Cependant, xAI doit concilier ces arguments avec ses propres politiques de sécurité. Si ses conditions interdisent déjà l’activité contestée, l’entreprise doit préciser quelle conduite licite supplémentaire le Minnesota empêche.
La réponse pourrait également décrire les contrôles techniques de Grok. Des éléments précis sur le blocage, la géolocalisation, la modération et les taux de contournement donneraient au tribunal une base plus solide que de simples assurances publiques.
Ces éléments pourraient présenter un risque pour la réputation. Des divulgations détaillées pourraient révéler des faiblesses non résolues ou mettre en évidence l’écart entre le langage des politiques et le comportement du modèle.
Le troisième signal est l’audience du 19 août. Frank examinera la demande d’injonction préliminaire après que les deux parties auront présenté des arguments plus complets.
Une injonction préliminaire suspendrait tout ou partie de l’application de la loi pendant la procédure. Ce résultat affaiblirait l’affirmation du Minnesota selon laquelle sa stratégie au niveau des plateformes respecte les limites constitutionnelles.
Un rejet donnerait à l’État une victoire plus significative que la décision relative à l’ordonnance temporaire. Il pourrait encourager l’adoption de projets de loi similaires dans d’autres États, même si des recours ultérieurs resteraient possibles.
La formulation de toute décision comptera autant que son résultat. Une décision fondée sur les preuves de xAI pourrait avoir une portée limitée, tandis qu’une analyse constitutionnelle directe pourrait influencer de futures lois.
Les développeurs devraient surveiller toute discussion judiciaire sur la faisabilité technique. Les tribunaux doivent de plus en plus évaluer si les filtres, les systèmes de consentement et le géoblocage offrent des alternatives réalistes.
Les responsables de produits d’IA devraient également examiner la manière dont le tribunal traite les modèles à usage général. Une règle conçue pour des applications de déshabillage dédiées peut fonctionner différemment lorsqu’elle est appliquée à un assistant multimodal.

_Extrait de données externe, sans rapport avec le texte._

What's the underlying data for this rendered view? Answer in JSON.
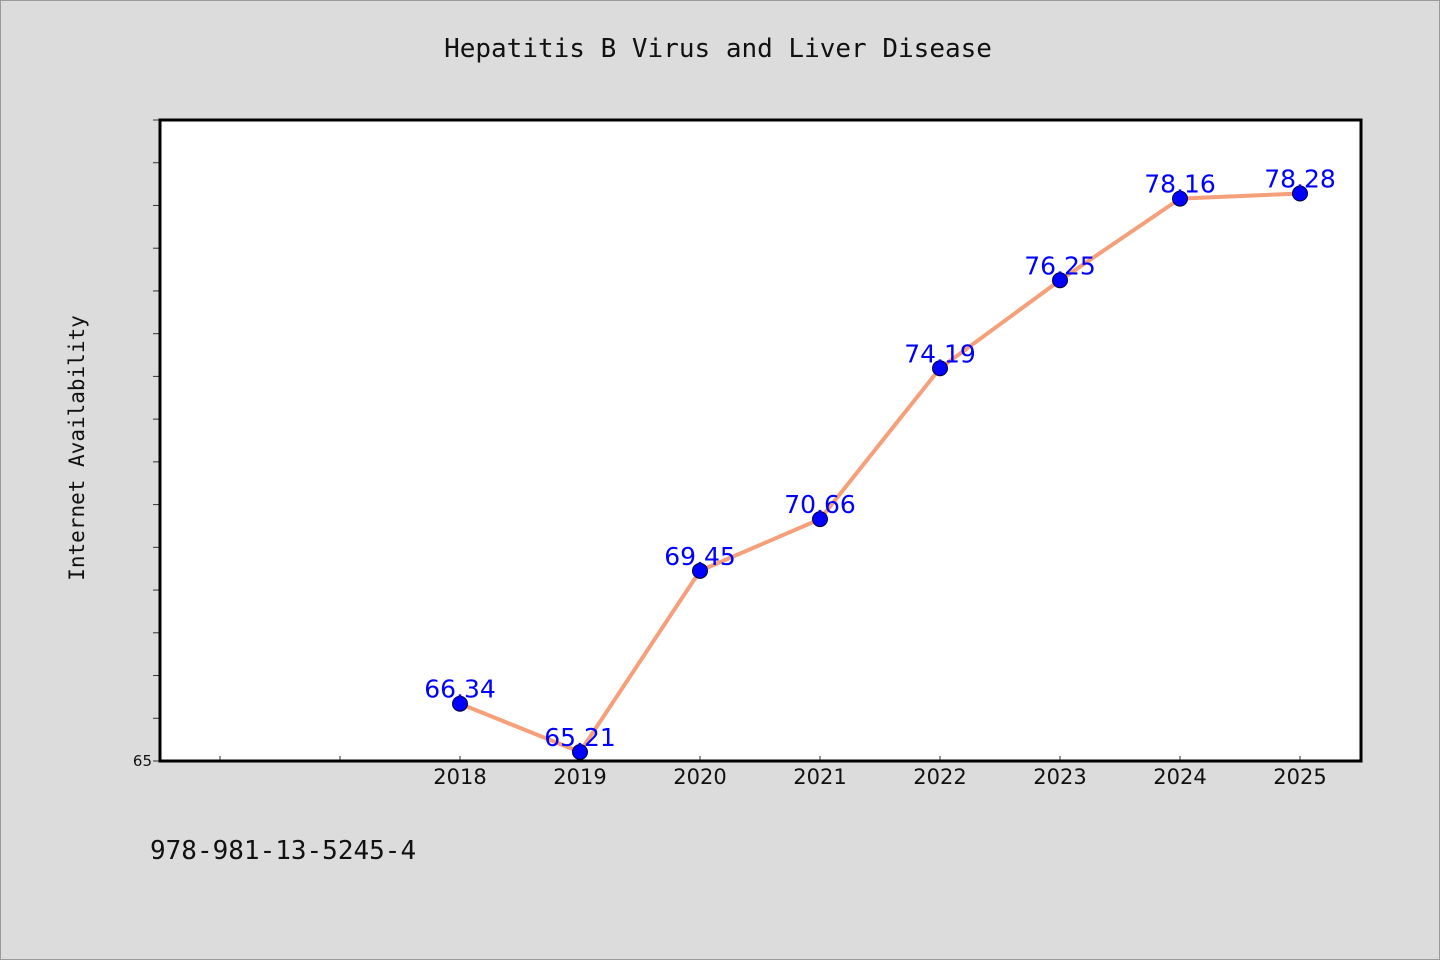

Pour les utilisateurs, la question immédiate est de savoir si le comportement de Grok en matière d’images change au Minnesota. Des restrictions visibles montreraient que le droit de l’État peut influencer la conception des produits avant même qu’un procès ne soit conclu.
L’absence de changement visible serait plus difficile à interpréter. Cela pourrait signifier que les garde-fous existants répondent à l’évaluation des risques de xAI, ou que l’entreprise s’attend à ce que l’application de la loi reste limitée.
L’histoire du juge sur techmeme a commencé par une ordonnance de deux pages et l’expiration d’un délai d’urgence. Son importance durable dépend de ce que le dossier plus complet révélera sur la responsabilité des plateformes.
La question centrale est désormais pratique : le Minnesota peut-il protéger les personnes contre les abus synthétiques à grande échelle sans imposer une restriction excessivement large et inconstitutionnelle sur les outils de génération d’images ?
Les dépôts d’août et l’audience fourniront la première réponse sérieuse. Les lecteurs devraient évaluer les preuves à l’appui des affirmations de chaque partie, en particulier les détails concernant le consentement, l’application de la loi et les défaillances réelles des garde-fous.